53394.fb2
Именно здесь, в этом пристанище "духовных отцов", под "сенью церкви", мне казалось вполне правильным и уместным много говорить о мире. Приглашая в этот дом людей, стремившихся только к хорошему, я, разумеется, нисколько не злоупотреблял доверием моих хозяев. Правда, гости мои были далеки от церковной жизни, по все они тоже жили и работали для блага людей. Я дорожил каждым их приездом. Но главным моим занятием была работа над книгой.
Наконец осенью пришла пора вернуться в наш дом в Кемпфенхаузене, где меня ждала Гизела.
Тем временем Ведомство по охране конституции учинило обыск в мюнхенском бюро нашего комитета. Они не нашли того, что хотели найти, чтобы запретить нашу деятельность. Самой "криминальной" уликой оказалась газета "Шпортэхо", которая была конфискована. Покопавшись в наших бумагах добрых два часа, обнюхав все углы, шпики не могли скрыть своего разочарования незначительностью "добычи". В общем, подступиться к нам с этой стороны им не удалось.
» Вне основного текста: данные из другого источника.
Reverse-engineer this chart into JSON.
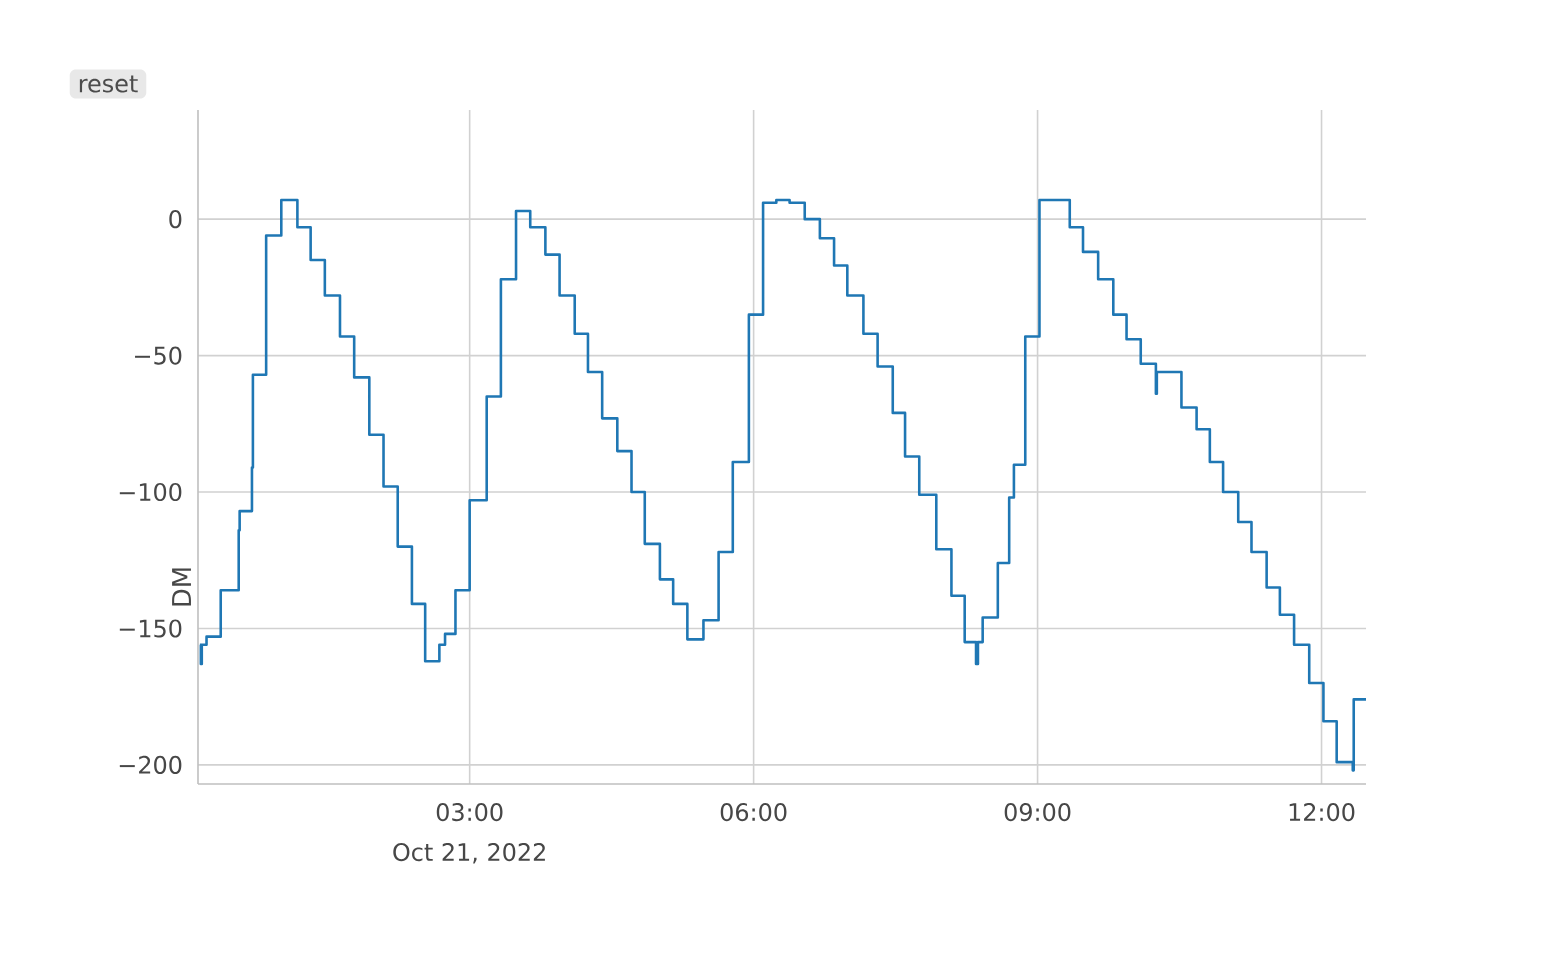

Да нам и нечего было скрывать. Обилие корреспонденции с различными спортивными союзами не давало повода к каким-либо придиркам. Поэтому через короткий срок наши противники изменили тактику.
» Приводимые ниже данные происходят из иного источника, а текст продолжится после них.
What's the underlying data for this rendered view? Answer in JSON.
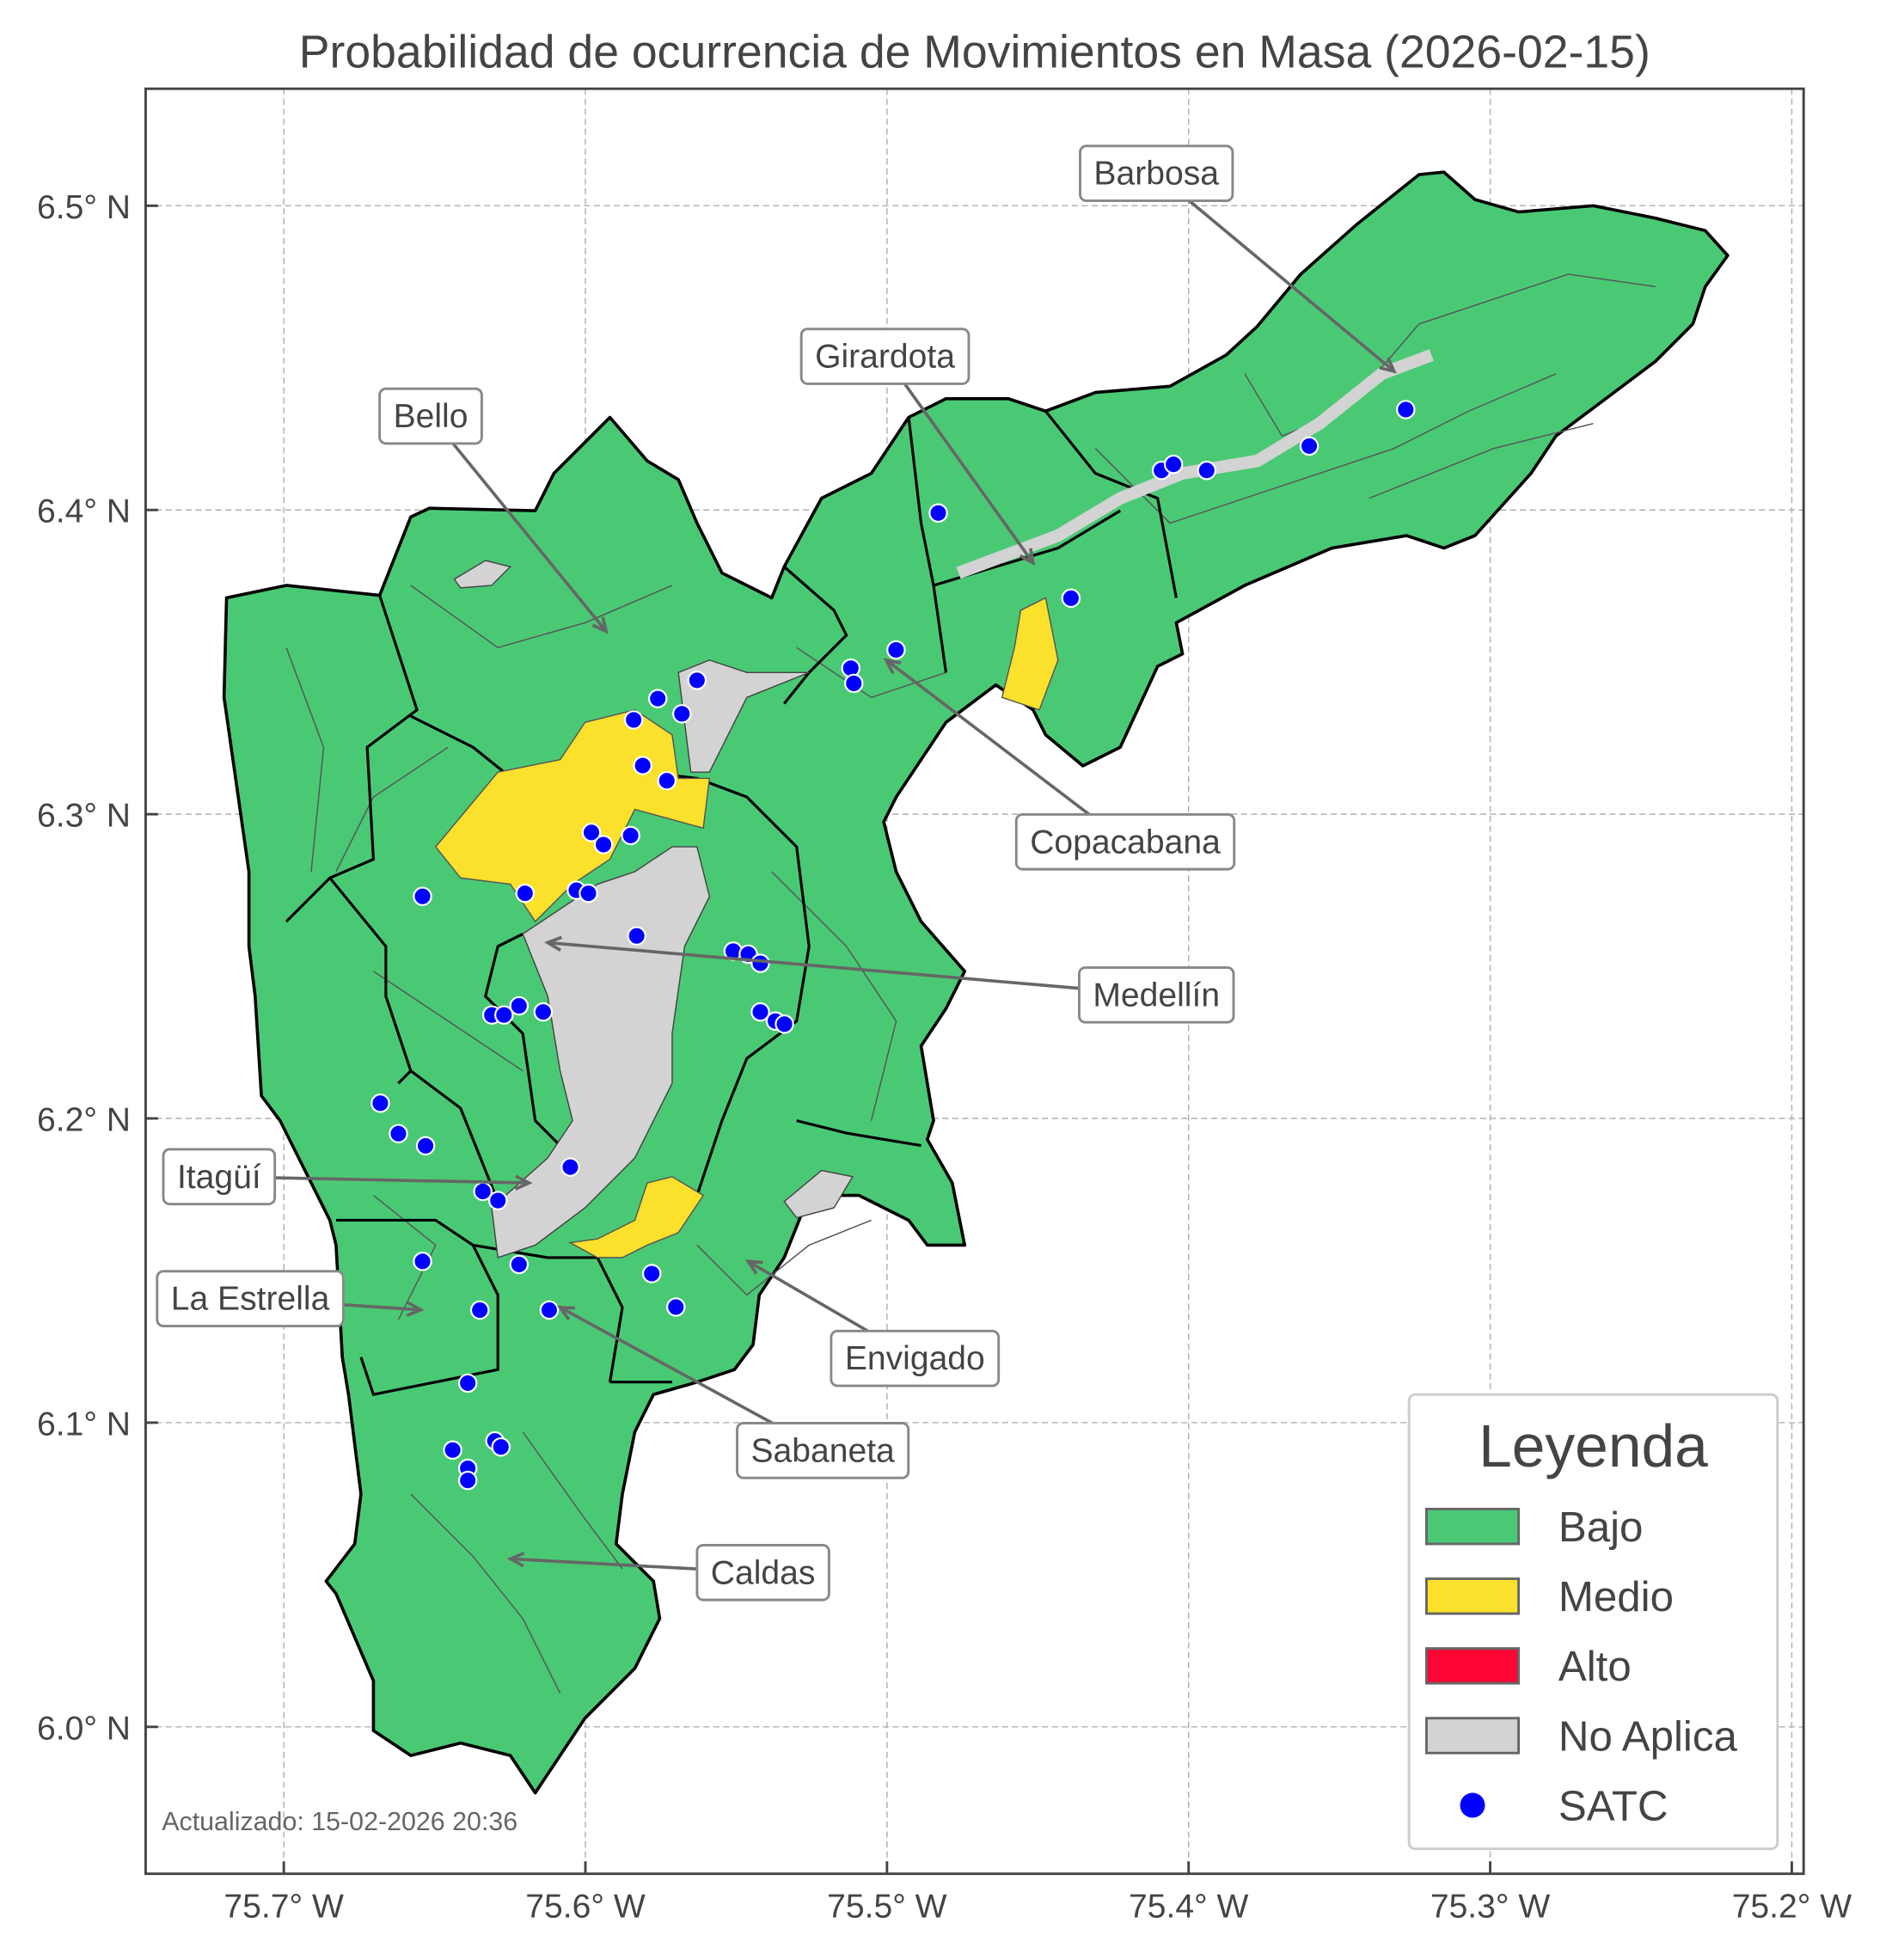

Вскоре после описанного эпизода, в одно воскресное утро, наш делопроизводитель Вилли Хаас из города Заульгау, в прошлом известный метатель копья, попросил меня о встрече в кафе. Поздоровавшись с ним, я сразу обратил внимание на его взволнованный вид и беспокойные движения. С момента основания комитета мы с ним нашли общий язык, подружились и доверяли друг другу. И вдруг он заговорил так, что я усомнился, в своем ли он уме. "Требую с сегодняшнего дня удвоить мой оклад и увеличить командировочные, — сказал он. — Если ты против, то я провалю весь комитет и не посчитаюсь даже с тобой!"
"У тебя что — не все дома, Вилли?" — невольно воскликнул я.
"Я прекрасно понимаю, что говорю. Прошу дать мне ответ завтра, не позже полудня",— отрезал он, встал и, не простившись, ушел.
Мне очень не хотелось поверить, что кому-то удалось подкупить моего сотрудника, который с таким неподдельным энтузиазмом занимался своей деятельностью. Но никакое другое предположение не приходило мне в голову. Поставить такое бесстыдное требование по собственной инициативе он, конечно, не мог. Уж он-то лучше всякого другого знал о полной невозможности удовлетворить подобную претензию. Наш комитет существовал на пожертвования, регулярно поступавшие от частных лиц из спортивных союзов и даже от некоторых промышленников.
На следующий день все мои сомнения рассеялись. Вилли Хаас говорил какими-то неясными намеками, болтал о якобы существующих "замаскированных денежных источниках" и грозил скандалом. Я дал ему вволю выговориться и посоветовал поступить в точности так, как ему приказали. При этом я полагал, что он действует по указке Ведомства по охране конституции.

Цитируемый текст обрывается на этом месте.